Bibi gets free hand to solidify Greater Israel


March 18, 2015
Sarah Benton


IDF soldiers asserting control in Hebron, West Bank on June 17, 2014, when the UN warned them to ‘show restraint’. Will Netanyahu’s election victory free him from all restraint?Photo by Hazem Bader/ AFP

Israel’s elections: more bad news for Palestinians and Europe’s Jews

By Antony Lerman, blog
March 18, 2015

Bibi wins the Israeli elections. I guessed he would. To me, the tight opinion polls, that were even giving a substantial advantage to the Zionist Camp, could not take into account a last minute, knee-jerk return to the Likud out of fear about: security, the ‘scary’ Palestinians, the rise of the Joint List, the uncertainty of a possible end to the current ‘comfortable’ status quo and more. Gideon Levy said the same thing today at 5:30 am on BBC World Service.

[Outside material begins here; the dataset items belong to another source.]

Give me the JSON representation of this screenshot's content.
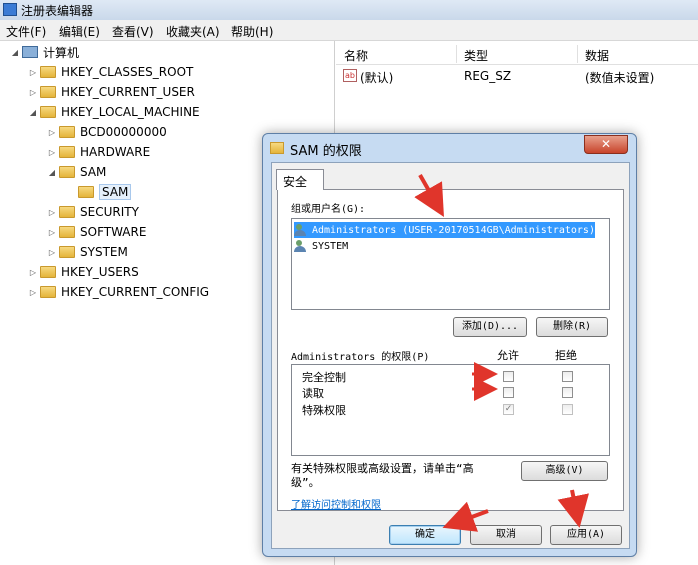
{
  "window": {
    "title": "注册表编辑器"
  },
  "menu": [
    "文件(F)",
    "编辑(E)",
    "查看(V)",
    "收藏夹(A)",
    "帮助(H)"
  ],
  "tree": {
    "root": "计算机",
    "items": [
      "HKEY_CLASSES_ROOT",
      "HKEY_CURRENT_USER",
      "HKEY_LOCAL_MACHINE",
      "BCD00000000",
      "HARDWARE",
      "SAM",
      "SAM",
      "SECURITY",
      "SOFTWARE",
      "SYSTEM",
      "HKEY_USERS",
      "HKEY_CURRENT_CONFIG"
    ]
  },
  "list": {
    "headers": [
      "名称",
      "类型",
      "数据"
    ],
    "rows": [
      {
        "name": "(默认)",
        "type": "REG_SZ",
        "data": "(数值未设置)",
        "icon": "ab-string-icon"
      }
    ]
  },
  "dialog": {
    "title": "SAM 的权限",
    "close": "✕",
    "tab": "安全",
    "group_label": "组或用户名(G):",
    "users": [
      "Administrators (USER-20170514GB\\Administrators)",
      "SYSTEM"
    ],
    "add_button": "添加(D)...",
    "remove_button": "删除(R)",
    "perm_label": "Administrators 的权限(P)",
    "allow_col": "允许",
    "deny_col": "拒绝",
    "permissions": [
      {
        "name": "完全控制",
        "allow": false,
        "deny": false
      },
      {
        "name": "读取",
        "allow": false,
        "deny": false
      },
      {
        "name": "特殊权限",
        "allow": true,
        "deny": false
      }
    ],
    "advanced_text_1": "有关特殊权限或高级设置，请单击“高",
    "advanced_text_2": "级”。",
    "advanced_button": "高级(V)",
    "link": "了解访问控制和权限",
    "ok_button": "确定",
    "cancel_button": "取消",
    "apply_button": "应用(A)"
  },
  "colors": {
    "annotation_arrow": "#e0352b",
    "selection": "#3399ff"
  }
}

Anshel Pfeffer says ‘get used to the idea of Herzog as foreign minister’, but for Bibi to go for a unity government would surely require him to undergo a political conversion of staggering proportions. Has he really come this far in politics to now go against everything he has done to solidify Greater Israel? Is he not seeing this win as the last opportunity he has to make control over the West Bank permanent? Why would he saddle himself with a serious handicap by yoking himself to the Zionist Camp? He will be telling himself that all his tactics finally came good: sticking it to Obama, warning the world of the imminence of Iran dropping nuclear bombs on Israel, ruling out a Palestinian state, promising more Israeli settlements, demonising Palestinian Israelis as a fifth column, playing to the electorate’s worst, racist prejudices.

With Obama on his way out, the EU preoccupied with internal matters, Putin keeping ‘the West’ busy with his aggressive pursuit of a Russia first foreign policy, Isis taxing both the foreign and domestic security policies of so many diverse states, who will be able to stop Bibi continuing to consolidate and strengthen the de facto single state?

Whether we should be thankful for it or not, one thing we certainly get from this election result is clarity: the Palestinians will know what to expect, European Jews will know what to expect, the Obama administration will know what to expect, the entire population of Israel will know what to expect. Yet the consequences of the stasis this implies are far more unpredictable. Change was expected. Now there’ll be none, it’s as if a vacuum has suddenly appeared in the centre of the polity. And as the old cliche goes, ‘nature abhors . . .’ Filling it could be a third intifada, as Palestinian anger understandably erupts. It could be another major Israeli military assault, with huge casualties and the inevitable fallout in anti-Jewish hostility for Europe’s Jews. It could be a pre-emptive strike of some kind on Iran. It could be formal annexation of Area C of the West Bank. And it could be a major growth in the boycott, divestment and sanctions movement: more action and a widening of the basis of support for the campaign.

Equal rights for all seems to be further away than ever. But without a viable statist solution of any kind, the equal rights agenda as the basis for achieving real change gains added importance and legitimacy.